Сморщенная, точно,увядшая брюква, голова его поворачивается к говорящему, странно сидит он, этот странный овощ, не размежая набрякших век. Иногда он как бы повторяет услышанное или бормочет бессвязные ругательства. Его выпускают в огород, по которому он с отвращением ползает, откапывает разные корешки, испражняется или выщипывает вшей у цепной собаки. Однажды его приводят в дом, привязывают к табурету и читают нараспев тревожное заклятие: "Акабыр абыр атэ..."

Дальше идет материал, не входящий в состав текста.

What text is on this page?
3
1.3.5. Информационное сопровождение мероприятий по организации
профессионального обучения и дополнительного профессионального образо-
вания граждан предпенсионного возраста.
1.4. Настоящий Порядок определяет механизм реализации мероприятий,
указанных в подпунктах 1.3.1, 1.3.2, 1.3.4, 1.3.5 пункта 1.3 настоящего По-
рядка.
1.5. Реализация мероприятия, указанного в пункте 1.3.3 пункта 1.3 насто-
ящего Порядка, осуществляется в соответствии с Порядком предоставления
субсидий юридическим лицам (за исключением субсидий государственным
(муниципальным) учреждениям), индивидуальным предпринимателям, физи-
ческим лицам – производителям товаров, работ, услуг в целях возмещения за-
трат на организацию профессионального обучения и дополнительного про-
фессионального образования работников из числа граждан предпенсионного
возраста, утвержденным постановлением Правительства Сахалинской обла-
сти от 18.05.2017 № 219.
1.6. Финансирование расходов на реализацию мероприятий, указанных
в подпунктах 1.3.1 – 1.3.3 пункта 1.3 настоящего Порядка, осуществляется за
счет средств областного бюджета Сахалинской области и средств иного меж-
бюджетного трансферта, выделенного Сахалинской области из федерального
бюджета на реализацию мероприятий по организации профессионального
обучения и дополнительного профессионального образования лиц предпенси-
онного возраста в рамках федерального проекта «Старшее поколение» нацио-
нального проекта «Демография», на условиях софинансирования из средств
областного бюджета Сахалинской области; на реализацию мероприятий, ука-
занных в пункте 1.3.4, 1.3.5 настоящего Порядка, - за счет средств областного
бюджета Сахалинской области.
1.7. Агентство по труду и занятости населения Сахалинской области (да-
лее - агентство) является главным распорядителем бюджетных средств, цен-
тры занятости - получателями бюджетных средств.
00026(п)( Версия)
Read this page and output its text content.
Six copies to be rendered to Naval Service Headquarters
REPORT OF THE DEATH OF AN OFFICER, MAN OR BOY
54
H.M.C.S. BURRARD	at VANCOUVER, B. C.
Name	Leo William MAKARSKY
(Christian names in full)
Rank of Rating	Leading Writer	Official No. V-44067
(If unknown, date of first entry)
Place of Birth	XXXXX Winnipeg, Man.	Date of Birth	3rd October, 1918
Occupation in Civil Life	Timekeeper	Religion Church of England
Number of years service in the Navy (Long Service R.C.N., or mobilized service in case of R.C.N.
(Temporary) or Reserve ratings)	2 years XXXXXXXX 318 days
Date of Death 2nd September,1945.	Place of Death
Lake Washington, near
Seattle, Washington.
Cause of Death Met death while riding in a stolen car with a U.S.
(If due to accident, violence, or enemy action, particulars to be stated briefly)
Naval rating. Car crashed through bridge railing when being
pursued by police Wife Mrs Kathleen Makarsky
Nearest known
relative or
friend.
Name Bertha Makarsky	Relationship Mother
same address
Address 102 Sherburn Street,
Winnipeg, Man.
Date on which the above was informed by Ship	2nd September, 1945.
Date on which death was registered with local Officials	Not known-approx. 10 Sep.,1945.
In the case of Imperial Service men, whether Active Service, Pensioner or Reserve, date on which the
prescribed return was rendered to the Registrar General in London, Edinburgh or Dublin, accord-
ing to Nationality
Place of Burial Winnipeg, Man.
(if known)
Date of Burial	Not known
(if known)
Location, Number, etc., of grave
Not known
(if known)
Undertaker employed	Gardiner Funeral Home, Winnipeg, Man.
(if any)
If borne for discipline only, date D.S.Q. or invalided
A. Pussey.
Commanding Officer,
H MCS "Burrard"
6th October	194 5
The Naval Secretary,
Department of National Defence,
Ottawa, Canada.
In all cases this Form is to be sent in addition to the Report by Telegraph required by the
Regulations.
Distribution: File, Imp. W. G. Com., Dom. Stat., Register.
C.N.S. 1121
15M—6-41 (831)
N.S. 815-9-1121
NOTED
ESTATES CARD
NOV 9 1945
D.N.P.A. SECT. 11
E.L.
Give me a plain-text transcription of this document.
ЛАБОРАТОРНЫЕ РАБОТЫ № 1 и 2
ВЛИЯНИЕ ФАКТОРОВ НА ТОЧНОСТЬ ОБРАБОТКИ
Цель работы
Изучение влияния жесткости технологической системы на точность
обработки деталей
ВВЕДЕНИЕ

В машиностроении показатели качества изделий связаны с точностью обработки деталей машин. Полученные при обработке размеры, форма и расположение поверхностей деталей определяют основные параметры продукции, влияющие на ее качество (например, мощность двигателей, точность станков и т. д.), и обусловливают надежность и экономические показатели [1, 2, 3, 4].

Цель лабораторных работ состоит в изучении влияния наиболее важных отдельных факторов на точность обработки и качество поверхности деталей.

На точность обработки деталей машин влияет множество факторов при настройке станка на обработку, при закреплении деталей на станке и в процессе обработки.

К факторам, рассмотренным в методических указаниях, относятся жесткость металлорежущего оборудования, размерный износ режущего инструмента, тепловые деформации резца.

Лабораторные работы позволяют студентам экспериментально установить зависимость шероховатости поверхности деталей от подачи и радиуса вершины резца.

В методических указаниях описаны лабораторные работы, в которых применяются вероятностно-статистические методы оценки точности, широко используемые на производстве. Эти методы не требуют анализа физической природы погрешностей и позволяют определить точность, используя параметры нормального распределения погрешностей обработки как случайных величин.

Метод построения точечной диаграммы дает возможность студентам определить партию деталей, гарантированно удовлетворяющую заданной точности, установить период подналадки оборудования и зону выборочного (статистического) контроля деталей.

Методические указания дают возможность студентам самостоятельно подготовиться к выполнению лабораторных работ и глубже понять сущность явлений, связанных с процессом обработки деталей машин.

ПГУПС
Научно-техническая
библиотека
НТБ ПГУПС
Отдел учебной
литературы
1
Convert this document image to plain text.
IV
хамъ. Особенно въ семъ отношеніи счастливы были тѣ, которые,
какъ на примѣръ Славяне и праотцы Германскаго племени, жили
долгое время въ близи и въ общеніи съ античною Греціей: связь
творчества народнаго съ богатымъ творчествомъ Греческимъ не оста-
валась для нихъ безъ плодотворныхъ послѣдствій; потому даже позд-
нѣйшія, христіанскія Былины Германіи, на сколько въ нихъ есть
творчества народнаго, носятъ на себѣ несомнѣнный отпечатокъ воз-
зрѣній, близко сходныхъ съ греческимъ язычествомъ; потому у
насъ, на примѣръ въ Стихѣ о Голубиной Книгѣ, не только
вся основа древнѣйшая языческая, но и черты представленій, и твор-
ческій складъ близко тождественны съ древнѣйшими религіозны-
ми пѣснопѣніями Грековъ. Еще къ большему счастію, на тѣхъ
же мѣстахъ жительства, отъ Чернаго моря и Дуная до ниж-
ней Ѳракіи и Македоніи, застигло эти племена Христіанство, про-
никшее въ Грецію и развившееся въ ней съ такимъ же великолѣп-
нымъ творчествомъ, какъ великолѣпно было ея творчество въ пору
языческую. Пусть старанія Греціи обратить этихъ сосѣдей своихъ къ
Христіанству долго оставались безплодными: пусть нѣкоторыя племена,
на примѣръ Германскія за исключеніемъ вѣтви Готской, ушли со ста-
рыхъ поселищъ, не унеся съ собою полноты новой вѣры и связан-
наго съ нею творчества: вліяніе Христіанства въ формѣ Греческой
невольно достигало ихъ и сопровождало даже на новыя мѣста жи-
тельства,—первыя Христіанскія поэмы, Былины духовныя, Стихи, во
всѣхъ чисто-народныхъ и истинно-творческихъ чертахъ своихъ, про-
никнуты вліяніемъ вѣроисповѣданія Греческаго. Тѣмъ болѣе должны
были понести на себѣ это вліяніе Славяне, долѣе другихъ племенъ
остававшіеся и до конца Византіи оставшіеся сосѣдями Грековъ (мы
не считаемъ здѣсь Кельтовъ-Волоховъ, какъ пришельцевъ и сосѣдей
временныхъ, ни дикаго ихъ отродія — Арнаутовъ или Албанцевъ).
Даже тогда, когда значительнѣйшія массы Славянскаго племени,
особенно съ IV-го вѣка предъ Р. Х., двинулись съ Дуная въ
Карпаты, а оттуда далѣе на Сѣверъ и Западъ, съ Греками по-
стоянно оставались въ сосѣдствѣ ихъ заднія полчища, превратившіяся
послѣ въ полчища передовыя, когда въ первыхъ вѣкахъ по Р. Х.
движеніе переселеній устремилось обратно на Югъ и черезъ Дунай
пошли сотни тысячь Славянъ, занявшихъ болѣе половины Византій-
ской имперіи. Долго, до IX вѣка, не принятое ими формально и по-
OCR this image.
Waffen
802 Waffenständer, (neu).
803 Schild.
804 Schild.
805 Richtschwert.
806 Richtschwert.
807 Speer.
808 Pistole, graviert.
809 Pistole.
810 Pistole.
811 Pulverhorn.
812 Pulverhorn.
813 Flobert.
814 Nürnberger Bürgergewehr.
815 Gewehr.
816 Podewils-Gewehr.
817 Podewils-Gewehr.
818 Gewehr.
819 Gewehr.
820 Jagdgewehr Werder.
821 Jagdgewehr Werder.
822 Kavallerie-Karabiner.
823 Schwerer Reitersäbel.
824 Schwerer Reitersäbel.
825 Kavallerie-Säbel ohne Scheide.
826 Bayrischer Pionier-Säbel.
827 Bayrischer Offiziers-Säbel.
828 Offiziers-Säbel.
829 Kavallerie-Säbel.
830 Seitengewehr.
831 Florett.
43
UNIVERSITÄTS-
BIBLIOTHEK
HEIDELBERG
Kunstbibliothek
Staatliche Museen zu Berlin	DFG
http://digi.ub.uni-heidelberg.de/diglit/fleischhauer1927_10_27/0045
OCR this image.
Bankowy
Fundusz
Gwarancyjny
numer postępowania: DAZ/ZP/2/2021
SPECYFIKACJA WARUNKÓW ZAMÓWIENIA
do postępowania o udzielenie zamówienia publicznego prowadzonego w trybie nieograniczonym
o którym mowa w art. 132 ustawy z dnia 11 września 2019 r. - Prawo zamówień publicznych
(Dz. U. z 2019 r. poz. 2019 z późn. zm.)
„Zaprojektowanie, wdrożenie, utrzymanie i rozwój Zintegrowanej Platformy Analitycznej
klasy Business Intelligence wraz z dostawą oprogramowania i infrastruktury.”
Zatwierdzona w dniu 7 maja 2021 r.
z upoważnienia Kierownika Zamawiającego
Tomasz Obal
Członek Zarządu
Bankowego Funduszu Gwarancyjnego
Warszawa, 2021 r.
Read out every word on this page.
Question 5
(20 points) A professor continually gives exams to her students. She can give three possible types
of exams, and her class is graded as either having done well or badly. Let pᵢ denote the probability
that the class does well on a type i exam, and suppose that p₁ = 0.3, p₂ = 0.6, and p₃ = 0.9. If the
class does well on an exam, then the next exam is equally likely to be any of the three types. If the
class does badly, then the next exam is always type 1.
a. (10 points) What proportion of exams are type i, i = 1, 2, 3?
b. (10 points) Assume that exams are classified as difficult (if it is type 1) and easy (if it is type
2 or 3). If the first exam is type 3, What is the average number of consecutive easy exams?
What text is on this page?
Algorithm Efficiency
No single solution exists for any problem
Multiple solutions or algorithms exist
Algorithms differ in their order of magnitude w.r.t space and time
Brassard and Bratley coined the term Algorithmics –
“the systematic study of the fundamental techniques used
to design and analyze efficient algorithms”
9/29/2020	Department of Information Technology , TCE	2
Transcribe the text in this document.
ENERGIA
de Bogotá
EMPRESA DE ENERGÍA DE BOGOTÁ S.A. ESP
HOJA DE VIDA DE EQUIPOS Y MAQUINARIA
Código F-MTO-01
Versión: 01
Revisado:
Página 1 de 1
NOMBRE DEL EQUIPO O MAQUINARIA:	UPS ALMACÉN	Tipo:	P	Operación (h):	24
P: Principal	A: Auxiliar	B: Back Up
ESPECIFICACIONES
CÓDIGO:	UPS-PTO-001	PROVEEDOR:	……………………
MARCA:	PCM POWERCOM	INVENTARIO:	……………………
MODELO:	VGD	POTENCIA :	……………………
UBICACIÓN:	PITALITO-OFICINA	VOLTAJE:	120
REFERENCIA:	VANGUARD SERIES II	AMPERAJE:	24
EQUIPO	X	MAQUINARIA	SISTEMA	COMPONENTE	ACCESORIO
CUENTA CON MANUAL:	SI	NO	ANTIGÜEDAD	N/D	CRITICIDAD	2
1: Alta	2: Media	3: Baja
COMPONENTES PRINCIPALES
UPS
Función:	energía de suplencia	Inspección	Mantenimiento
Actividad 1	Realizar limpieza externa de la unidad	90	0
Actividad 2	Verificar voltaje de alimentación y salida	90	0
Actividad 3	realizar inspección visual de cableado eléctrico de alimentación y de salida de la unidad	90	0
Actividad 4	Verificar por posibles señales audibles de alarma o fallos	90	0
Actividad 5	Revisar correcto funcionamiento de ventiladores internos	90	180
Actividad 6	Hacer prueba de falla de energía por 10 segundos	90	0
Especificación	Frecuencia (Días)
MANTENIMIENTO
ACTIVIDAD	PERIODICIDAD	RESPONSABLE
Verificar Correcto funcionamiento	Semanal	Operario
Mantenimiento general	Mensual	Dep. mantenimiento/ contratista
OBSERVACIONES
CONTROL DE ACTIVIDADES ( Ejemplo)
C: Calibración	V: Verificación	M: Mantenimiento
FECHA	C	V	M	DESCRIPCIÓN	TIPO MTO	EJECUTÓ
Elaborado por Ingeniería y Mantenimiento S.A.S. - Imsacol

И только после этого ему выдается пара холстяного белья, имя, башмаки и кусочек мыла.

образец пятый

Стоило, вероятно, оставаться бесполым, как сама реальность, вспоротая опрометчивым взмахом ресниц; реальность, зияющая в длящемся разрыве между твоей саламандровой кожей и моей миндальной скорлупой; внутри зараженного семенем пузырька поцелуя. Я желал тебя, чтобы влачить тягостную упряжь твоего бессудного изнеможения, чтобы продлевать агонию одного с тобою невозможного животного, сконструированного с босховской бестактностью, и, наконец, действительно желать тебя так, как ты думаешь, будто я хочу тебя. Твоя скрытность была тем язычком пламени, необходимым экзорсисту для изгнания имени именующего из синклита невнятной плоти; даже твое имя я произнес и тогда услышал впервые, уже после безуспешно справляемых поминок, поедая взглядом твое отточенное послание на исчерканных полях своих манжетов, там, под наущениями Конфуция "Смерть ревнива к различиям. Проснитесь, и не почувствуете разницы. Эльза".

Стремление к сокрытию симптомов отвращения влекло тебя, словно лунатика, к гиппократовскому светилу милосердия, к беззастенчивому, естествоиспытательскому состраданию. Гневная Пьета, ради твоей же бесчувственности ты лобызала, ничем не утоляясь, шевелящиеся стигмы, червивые плоды воображения твоих безропотных пациентов; твоих восторженных обожателей, твоих безличных адептов.

Ты была женщиной, несомненно, и своим отсутствием причиняла мне непристойное благодушие, воздвигнутое, как столп Кааба среди коленопреклоненных мусульман. Уже ради этого стоило оставаться бесполым, если бы ты, к тому же, перестала быть женщиной.

образец шестой

С утра я легок как неугомонный бог пожара. Я ввязываюсь в вокзальную толчею, в арабесках которой разумеется затейливо огибать обрушивающихся на мостовую эпилептиков, уклоняться прицельных дамских зонтиков, татуированных ломовиков, толкающих перед собою неправдоподобные муляжи чемоданов и узлов. Я осознаю необъяснимую тягу к каллиграфическому описанию беспокойной поверхности этого варева, кипящей клоаки тщеславия. Не тратясь на любезности торговкам, я произвожу опрятные жесты, поотечески заботливо вытягивая сведенные судорогой накопительства купюры. Они мнутся, эти знаки пугливого достоинства, они распрямляются в моих руках, как смущенные трогательной наготой юноши. И они поверяются мне, запасы скряжистых провинциалов, потеющих железнодорожными чаями, лоснящихся, как копченые на июльских углях колбаски.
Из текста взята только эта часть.